Ag2Se/conjugated polyelectrolyte heterojunction films for high-performance flexible thermoelectrics

Abstract

Silver selenide (Ag2Se) has emerged as a promising room temperature thermoelectric material due to its intrinsically high performance, tunable electronic structure, and environmental compatibility. To further enhance its thermoelectric performance, a heterojunction engineering strategy is implemented herein by introducing a conjugated polyelectrolyte (CPE) at the Ag2Se surface. The resulting ion-electron coupling forms an electron-rich interfacial channel that serves as a highly conductive charge transport pathway.
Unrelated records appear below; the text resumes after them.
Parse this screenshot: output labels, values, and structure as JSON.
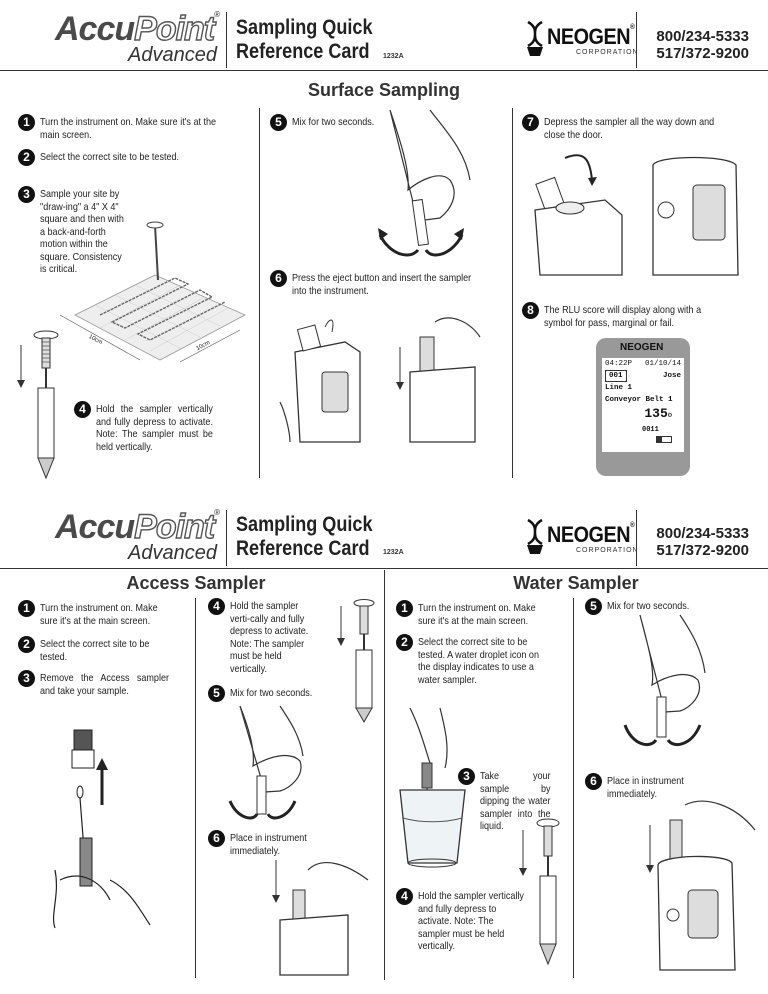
{
  "header": {
    "logo_main_a": "Accu",
    "logo_main_b": "Point",
    "logo_reg": "®",
    "logo_sub": "Advanced",
    "title_line1": "Sampling Quick",
    "title_line2": "Reference Card",
    "code": "1232A",
    "brand": "NEOGEN",
    "brand_reg": "®",
    "brand_sub": "CORPORATION",
    "phone1": "800/234-5333",
    "phone2": "517/372-9200"
  },
  "surface": {
    "title": "Surface Sampling",
    "steps": [
      {
        "num": "1",
        "text": "Turn the instrument on. Make sure it's at the main screen."
      },
      {
        "num": "2",
        "text": "Select the correct site to be tested."
      },
      {
        "num": "3",
        "text": "Sample your site by \"draw-ing\" a 4\" X 4\" square and then with a back-and-forth motion within the square. Consistency is critical."
      },
      {
        "num": "4",
        "text": "Hold the sampler vertically and fully depress to activate. Note: The sampler must be held vertically."
      },
      {
        "num": "5",
        "text": "Mix for two seconds."
      },
      {
        "num": "6",
        "text": "Press the eject button and insert the sampler into the instrument."
      },
      {
        "num": "7",
        "text": "Depress the sampler all the way down and close the door."
      },
      {
        "num": "8",
        "text": "The RLU score will display along with a symbol for pass, marginal or fail."
      }
    ],
    "dim1": "10cm",
    "dim2": "10cm",
    "screen": {
      "brand": "NEOGEN",
      "time": "04:22P",
      "date": "01/10/14",
      "id": "001",
      "user": "Jose",
      "line": "Line 1",
      "site": "Conveyor Belt 1",
      "score": "135",
      "code": "0011"
    }
  },
  "access": {
    "title": "Access Sampler",
    "steps": [
      {
        "num": "1",
        "text": "Turn the instrument on. Make sure it's at the main screen."
      },
      {
        "num": "2",
        "text": "Select the correct site to be tested."
      },
      {
        "num": "3",
        "text": "Remove the Access sampler and take your sample."
      },
      {
        "num": "4",
        "text": "Hold the sampler verti-cally and fully depress to activate. Note: The sampler must be held vertically."
      },
      {
        "num": "5",
        "text": "Mix for two seconds."
      },
      {
        "num": "6",
        "text": "Place in instrument immediately."
      }
    ]
  },
  "water": {
    "title": "Water Sampler",
    "steps": [
      {
        "num": "1",
        "text": "Turn the instrument on. Make sure it's at the main screen."
      },
      {
        "num": "2",
        "text": "Select the correct site to be tested. A water droplet icon on the display indicates to use a water sampler."
      },
      {
        "num": "3",
        "text": "Take your sample by dipping the water sampler into the liquid."
      },
      {
        "num": "4",
        "text": "Hold the sampler vertically and fully depress to activate. Note: The sampler must be held vertically."
      },
      {
        "num": "5",
        "text": "Mix for two seconds."
      },
      {
        "num": "6",
        "text": "Place in instrument immediately."
      }
    ]
  }
}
Consequently, the planar heterojunction (PHJ) composite film delivers an electrical conductivity (σ) of 2209.7 ± 226.9 S cm−1 and an impressive power factor (PF) of 2629.3 ± 291.0 µW m−1 K−2 at 303K, representing the highest reported values among Ag2Se-based composite films. Moreover, flexible thermoelectric generators (TEGs) fabricated from the PHJ film exhibit excellent mechanical flexibility, with only minor resistance changes after repeated bending at 35% curvature. These findings highlight the strong potential of the Ag2Se/CPE heterojunction film as a high-performance platform for flexible thermoelectric power generation in next-generation wearable electronics.